İmkânı olan delirsin demeyeceğim. İmkânı olan aklını ve hayatını korusun. Üç günlük dünyada kimsenin hayatımıza burnunu sokmasına izin vermeyelim. Seven öyle sevsin, sevmeyen küçük oğluna da, küçük klanına da almasın. Sevdiklerinizle, mutlu bayramlar, bayram gibi günler diliyorum.


Zehra Çelenk Kimdir?

Senarist ve yazar. Şiirleri erken yaşlarda Türk Dili, Yeni İnsan, Mavi Derinlik, Broy gibi dergilerde yayımlandı. Üniversitede okurken çeşitli dizilerin yazım ekiplerinde yer aldı. Dizi yazarlığının yanı sıra reklam metinleri, müzik videoları, tanıtım filmleri kaleme aldı. Senaryo seminerleri verdi.
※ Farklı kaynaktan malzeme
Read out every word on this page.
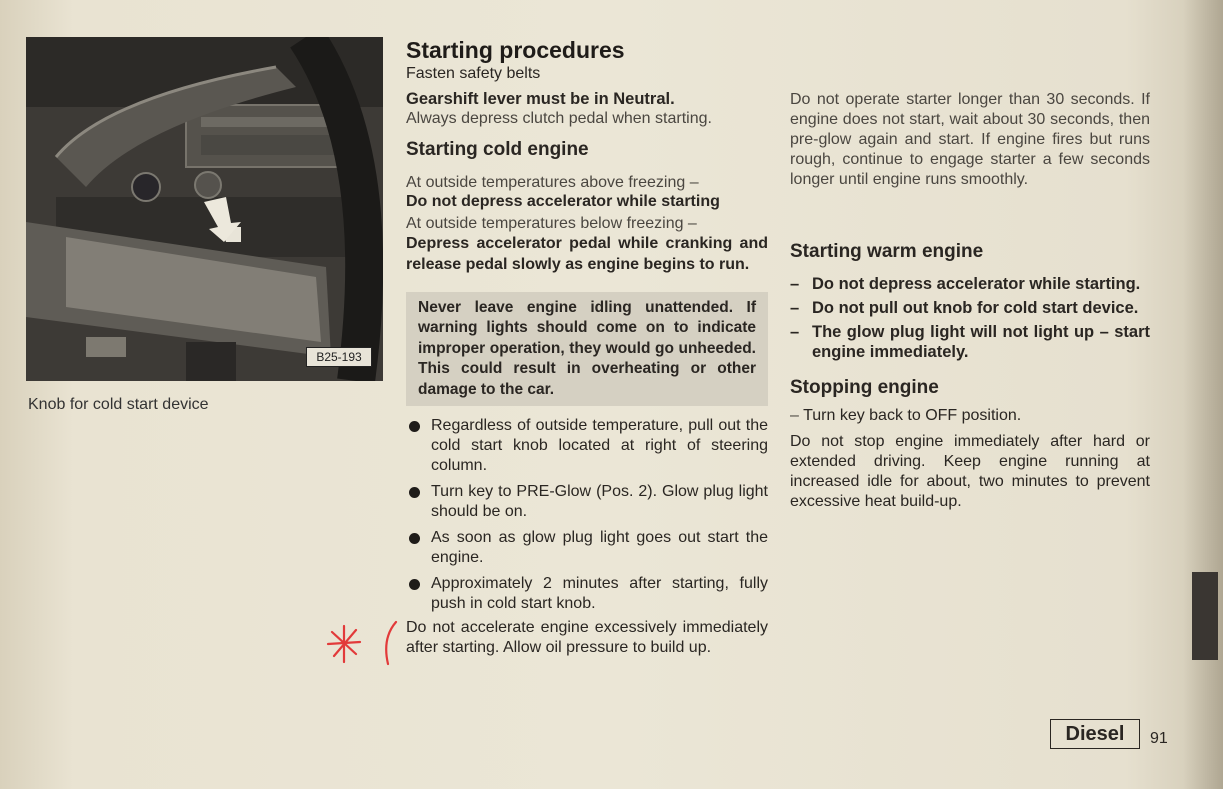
B25-193
Knob for cold start device
Starting procedures

Fasten safety belts

Gearshift lever must be in Neutral.

Always depress clutch pedal when starting.

Starting cold engine

At outside temperatures above freezing –

Do not depress accelerator while starting

At outside temperatures below freezing –

Depress accelerator pedal while cranking and release pedal slowly as engine begins to run.

Never leave engine idling unattended. If warning lights should come on to indicate improper operation, they would go unheeded. This could result in overheating or other damage to the car.
Regardless of outside temperature, pull out the cold start knob located at right of steering column.
Turn key to PRE-Glow (Pos. 2). Glow plug light should be on.
As soon as glow plug light goes out start the engine.
Approximately 2 minutes after starting, fully push in cold start knob.

Do not accelerate engine excessively immediately after starting. Allow oil pressure to build up.

Do not operate starter longer than 30 seconds. If engine does not start, wait about 30 seconds, then pre-glow again and start. If engine fires but runs rough, continue to engage starter a few seconds longer until engine runs smoothly.

Starting warm engine
– Do not depress accelerator while starting.
– Do not pull out knob for cold start device.
– The glow plug light will not light up – start engine immediately.
Stopping engine

– Turn key back to OFF position.

Do not stop engine immediately after hard or extended driving. Keep engine running at increased idle for about, two minutes to prevent excessive heat build-up.

Diesel	91
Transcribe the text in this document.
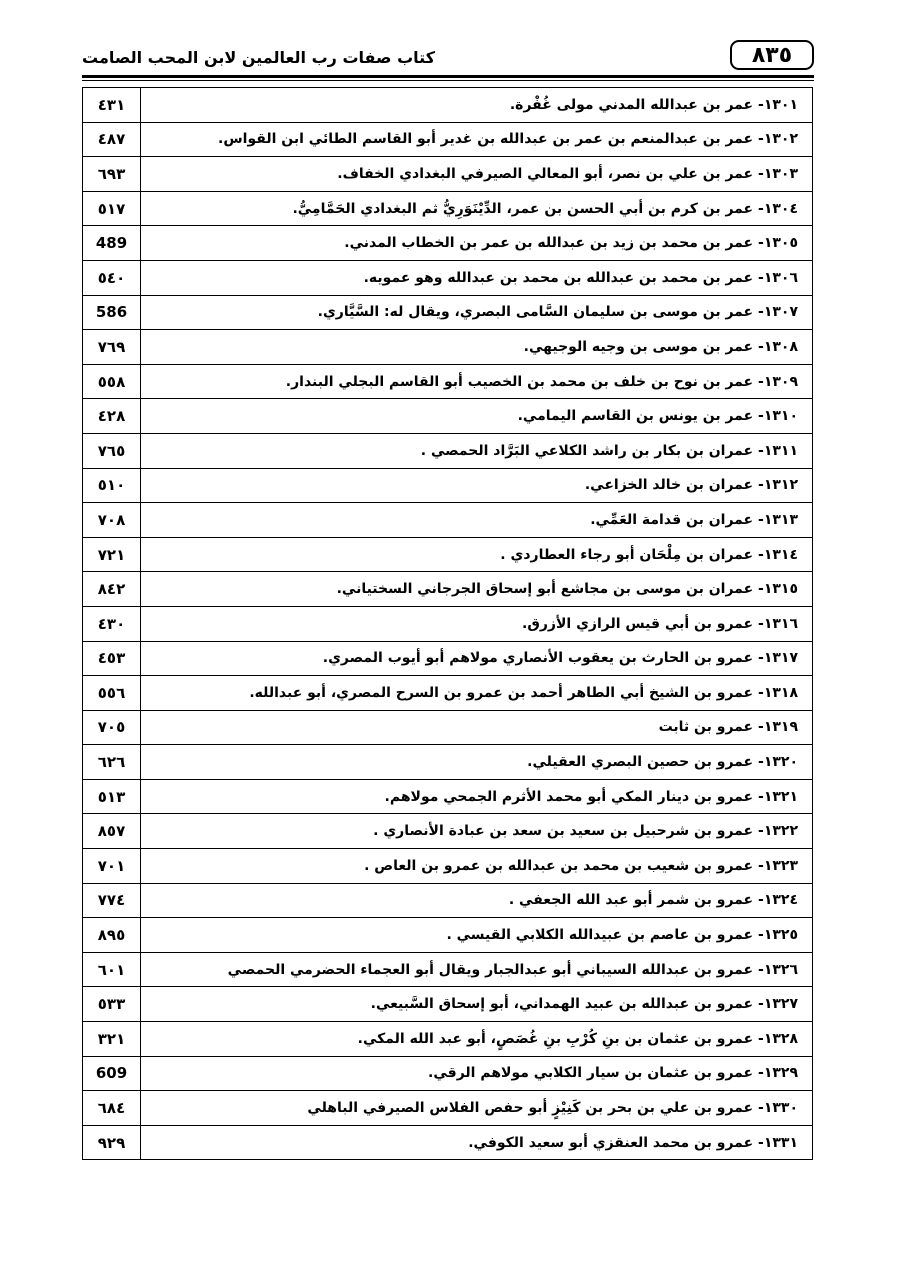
٨٣٥
كتاب صفات رب العالمين لابن المحب الصامت
٤٣١	١٣٠١- عمر بن عبدالله المدني مولى غُفْرة.
٤٨٧	١٣٠٢- عمر بن عبدالمنعم بن عمر بن عبدالله بن غدير أبو القاسم الطائي ابن القواس.
٦٩٣	١٣٠٣- عمر بن علي بن نصر، أبو المعالي الصيرفي البغدادي الخفاف.
٥١٧	١٣٠٤- عمر بن كرم بن أبي الحسن بن عمر، الدِّيْنَوَرِيُّ ثم البغدادي الحَمَّامِيُّ.
489	١٣٠٥- عمر بن محمد بن زيد بن عبدالله بن عمر بن الخطاب المدني.
٥٤٠	١٣٠٦- عمر بن محمد بن عبدالله بن محمد بن عبدالله وهو عمويه.
586	١٣٠٧- عمر بن موسى بن سليمان السَّامى البصري، ويقال له: السَّيَّاري.
٧٦٩	١٣٠٨- عمر بن موسى بن وجيه الوجيهي.
٥٥٨	١٣٠٩- عمر بن نوح بن خلف بن محمد بن الخصيب أبو القاسم البجلي البندار.
٤٢٨	١٣١٠- عمر بن يونس بن القاسم اليمامي.
٧٦٥	١٣١١- عمران بن بكار بن راشد الكلاعي البَرَّاد الحمصي .
٥١٠	١٣١٢- عمران بن خالد الخزاعي.
٧٠٨	١٣١٣- عمران بن قدامة العَمِّي.
٧٢١	١٣١٤- عمران بن مِلْحَان أبو رجاء العطاردي .
٨٤٢	١٣١٥- عمران بن موسى بن مجاشع أبو إسحاق الجرجاني السختياني.
٤٣٠	١٣١٦- عمرو بن أبي قيس الرازي الأزرق.
٤٥٣	١٣١٧- عمرو بن الحارث بن يعقوب الأنصاري مولاهم أبو أيوب المصري.
٥٥٦	١٣١٨- عمرو بن الشيخ أبي الطاهر أحمد بن عمرو بن السرح المصري، أبو عبدالله.
٧٠٥	١٣١٩- عمرو بن ثابت
٦٢٦	١٣٢٠- عمرو بن حصين البصري العقيلي.
٥١٣	١٣٢١- عمرو بن دينار المكي أبو محمد الأثرم الجمحي مولاهم.
٨٥٧	١٣٢٢- عمرو بن شرحبيل بن سعيد بن سعد بن عبادة الأنصاري .
٧٠١	١٣٢٣- عمرو بن شعيب بن محمد بن عبدالله بن عمرو بن العاص .
٧٧٤	١٣٢٤- عمرو بن شمر أبو عبد الله الجعفي .
٨٩٥	١٣٢٥- عمرو بن عاصم بن عبيدالله الكلابي القيسي .
٦٠١	١٣٢٦- عمرو بن عبدالله السيباني أبو عبدالجبار ويقال أبو العجماء الحضرمي الحمصي
٥٣٣	١٣٢٧- عمرو بن عبدالله بن عبيد الهمداني، أبو إسحاق السَّبيعي.
٣٢١	١٣٢٨- عمرو بن عثمان بن بنِ كُرْبِ بنِ غُصَصٍ، أبو عبد الله المكي.
609	١٣٢٩- عمرو بن عثمان بن سيار الكلابي مولاهم الرقي.
٦٨٤	١٣٣٠- عمرو بن علي بن بحر بن كَنِيْزٍ أبو حفص الفلاس الصيرفي الباهلي
٩٢٩	١٣٣١- عمرو بن محمد العنقزي أبو سعيد الكوفي.
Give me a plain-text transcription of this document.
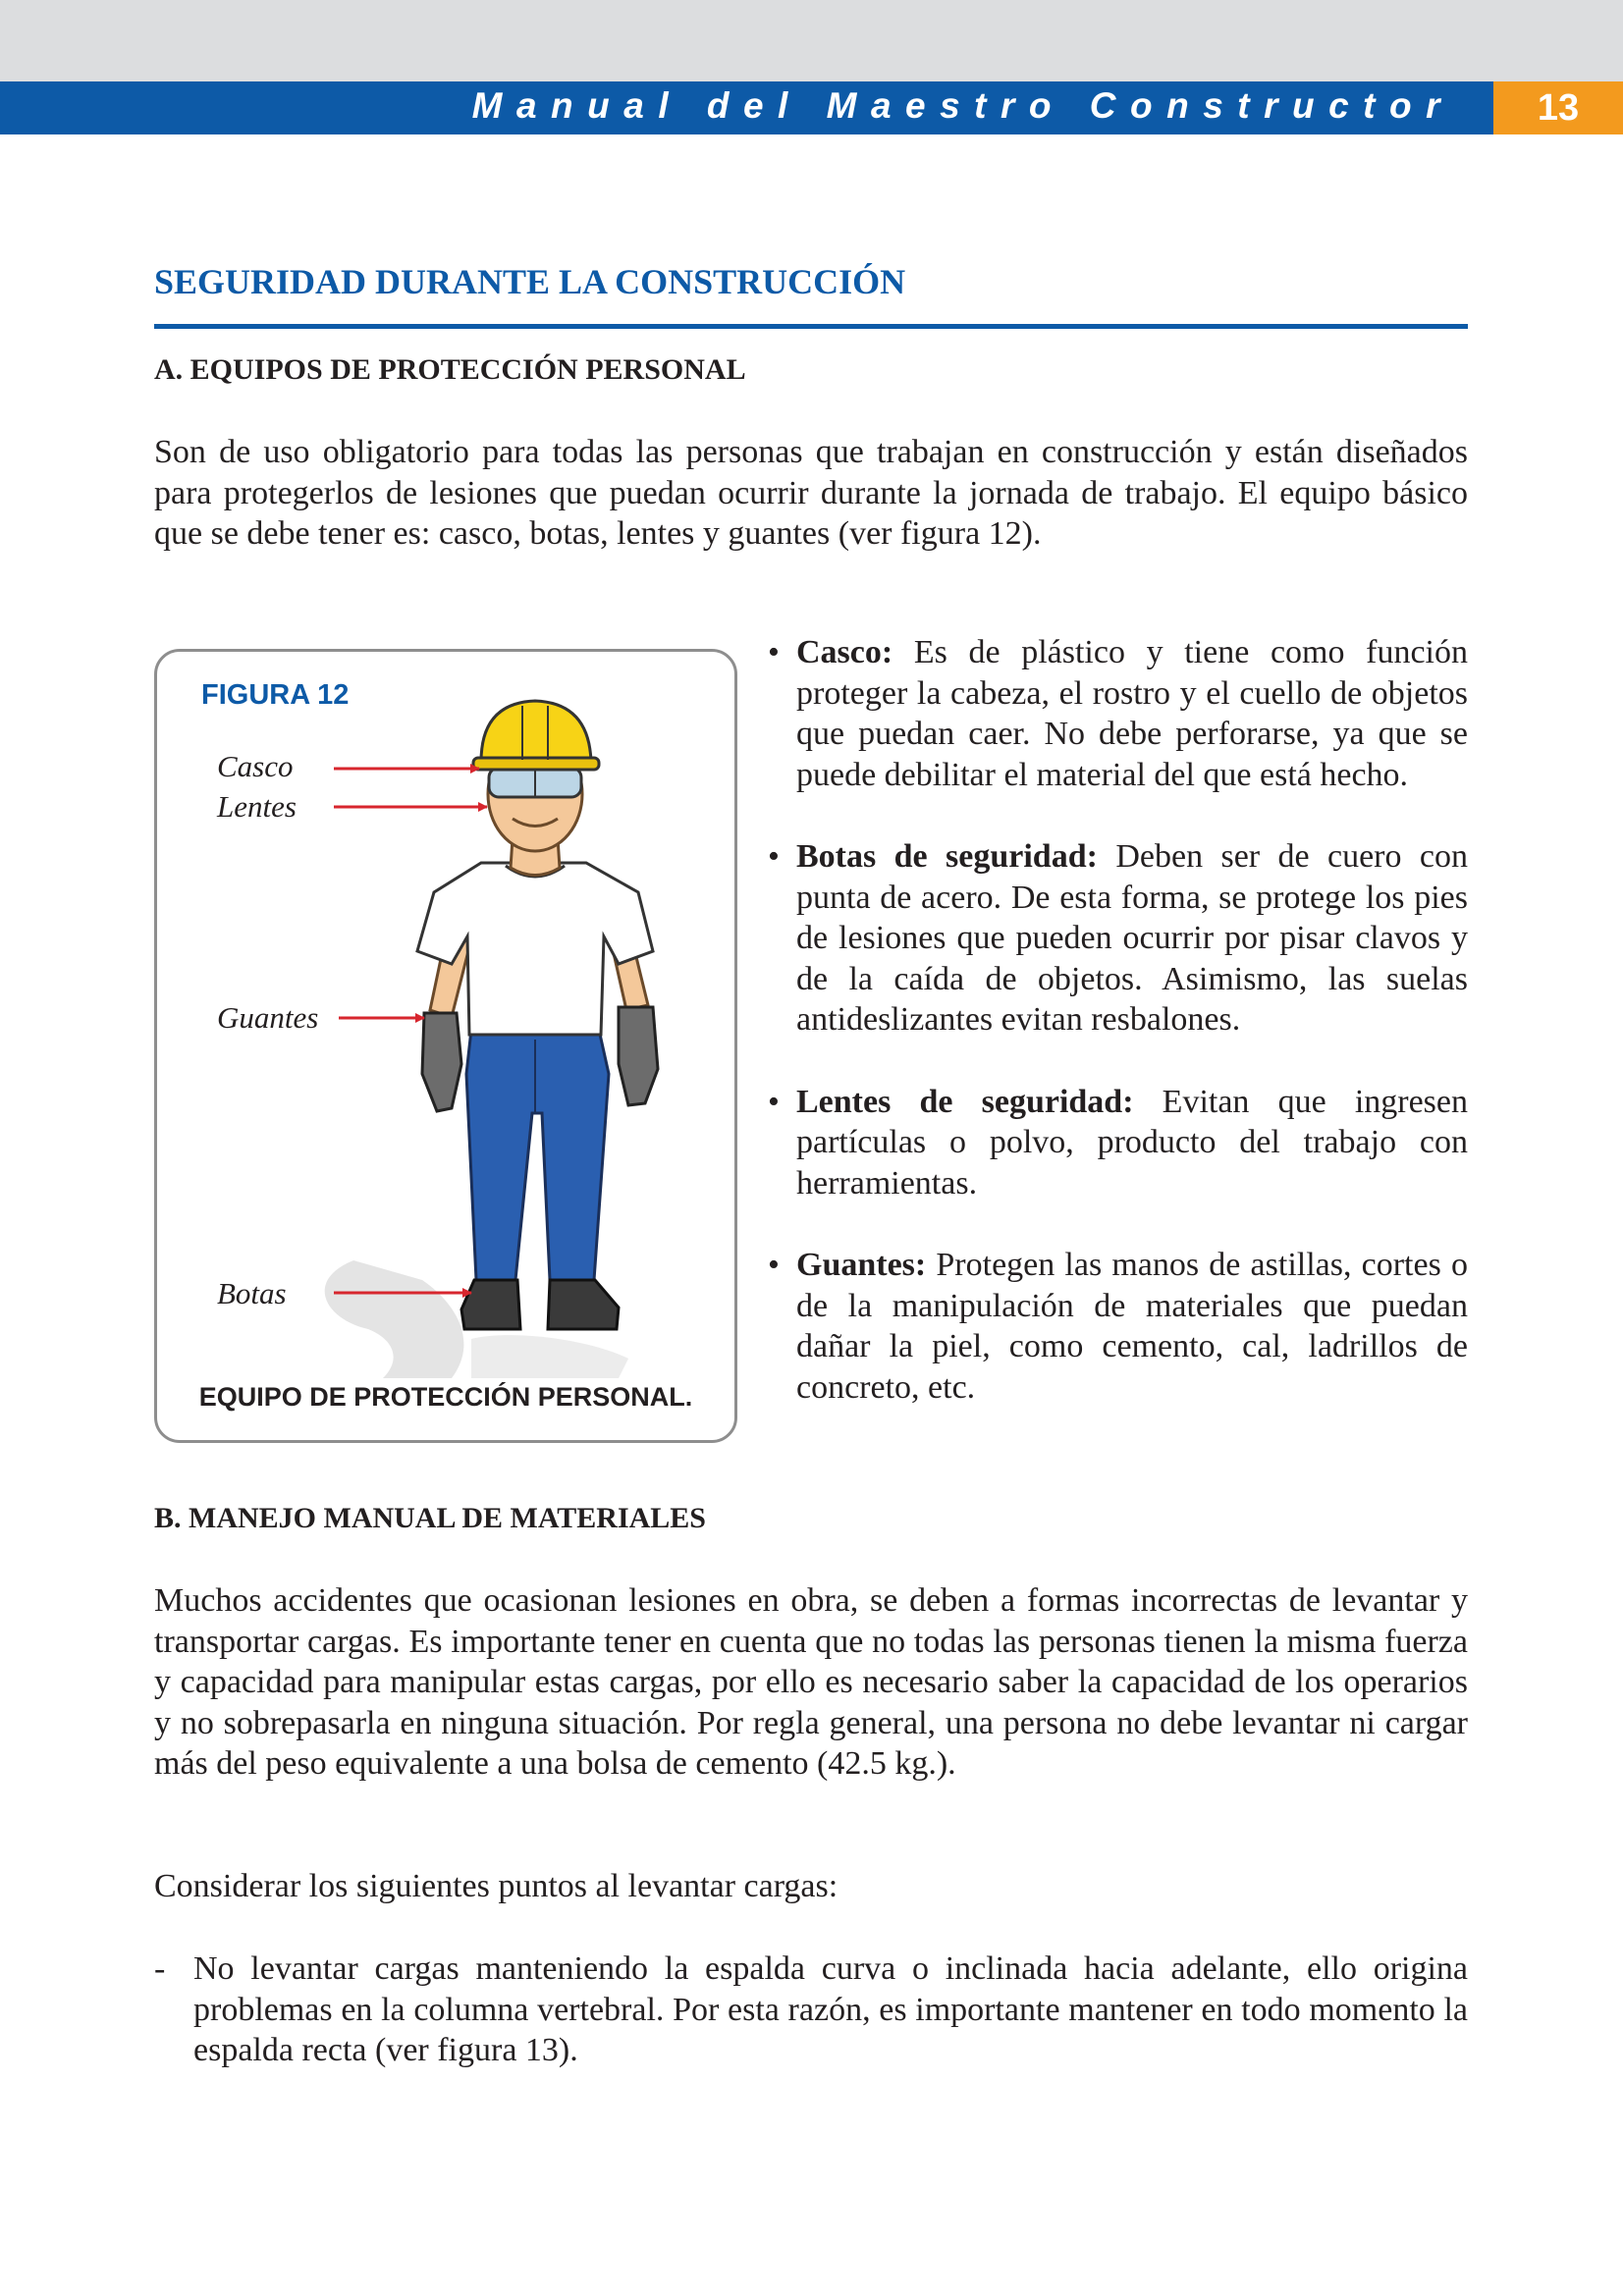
Manual del Maestro Constructor	13
SEGURIDAD DURANTE LA CONSTRUCCIÓN
A. EQUIPOS DE PROTECCIÓN PERSONAL

Son de uso obligatorio para todas las personas que trabajan en construcción y están diseñados para protegerlos de lesiones que puedan ocurrir durante la jornada de trabajo. El equipo básico que se debe tener es: casco, botas, lentes y guantes (ver figura 12).

FIGURA 12
Casco
Lentes
Guantes
Botas
EQUIPO DE PROTECCIÓN PERSONAL.
• Casco: Es de plástico y tiene como función proteger la cabeza, el rostro y el cuello de objetos que puedan caer. No debe perforarse, ya que se puede debilitar el material del que está hecho.
• Botas de seguridad: Deben ser de cuero con punta de acero. De esta forma, se protege los pies de lesiones que pueden ocurrir por pisar clavos y de la caída de objetos. Asimismo, las suelas antideslizantes evitan resbalones.
• Lentes de seguridad: Evitan que ingresen partículas o polvo, producto del trabajo con herramientas.
• Guantes: Protegen las manos de astillas, cortes o de la manipulación de materiales que puedan dañar la piel, como cemento, cal, ladrillos de concreto, etc.
B. MANEJO MANUAL DE MATERIALES

Muchos accidentes que ocasionan lesiones en obra, se deben a formas incorrectas de levantar y transportar cargas. Es importante tener en cuenta que no todas las personas tienen la misma fuerza y capacidad para manipular estas cargas, por ello es necesario saber la capacidad de los operarios y no sobrepasarla en ninguna situación. Por regla general, una persona no debe levantar ni cargar más del peso equivalente a una bolsa de cemento (42.5 kg.).

Considerar los siguientes puntos al levantar cargas:

- No levantar cargas manteniendo la espalda curva o inclinada hacia adelante, ello origina problemas en la columna vertebral. Por esta razón, es importante mantener en todo momento la espalda recta (ver figura 13).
Lisans ve yüksek lisansını tamamladığı Ankara Üniversitesi İletişim Fakültesi Radyo-Televizyon, Sinema Bölümü'nde 2007-2014 yılları arasında Televizyon Yazarlığı dersini verdi. 2007- 2008'de TRT 1'de yayınlanan Yeni Evli adlı 175 bölümlük günlük komedi dizisinin proje tasarımını, başyazarlığını ve süpervizörlüğünü yaptı. 2011'de, öykü ve senaryosunu yazdığı Hayata Beş Kala adlı dizinin yapımcılığını üstlendi. Seyyahların İzinde ve Anadolu'da Zaman gibi TV belgesellerinde de yapımcı olarak görev aldı. Öykü ve senaryosunu yazdığı, 2014'te Fox TV'de yayınlanan Ruhumun Aynası adlı dizisi, 2015'te Artemis'ten aynı adla yayımlanan ilk romanına ilham oldu. Türkiye'de bir diziden romana uyarlanan ilk eserdir. İstanbul'da yaşıyor, TV- sinema işleri ve edebiyatla uğraşıyor.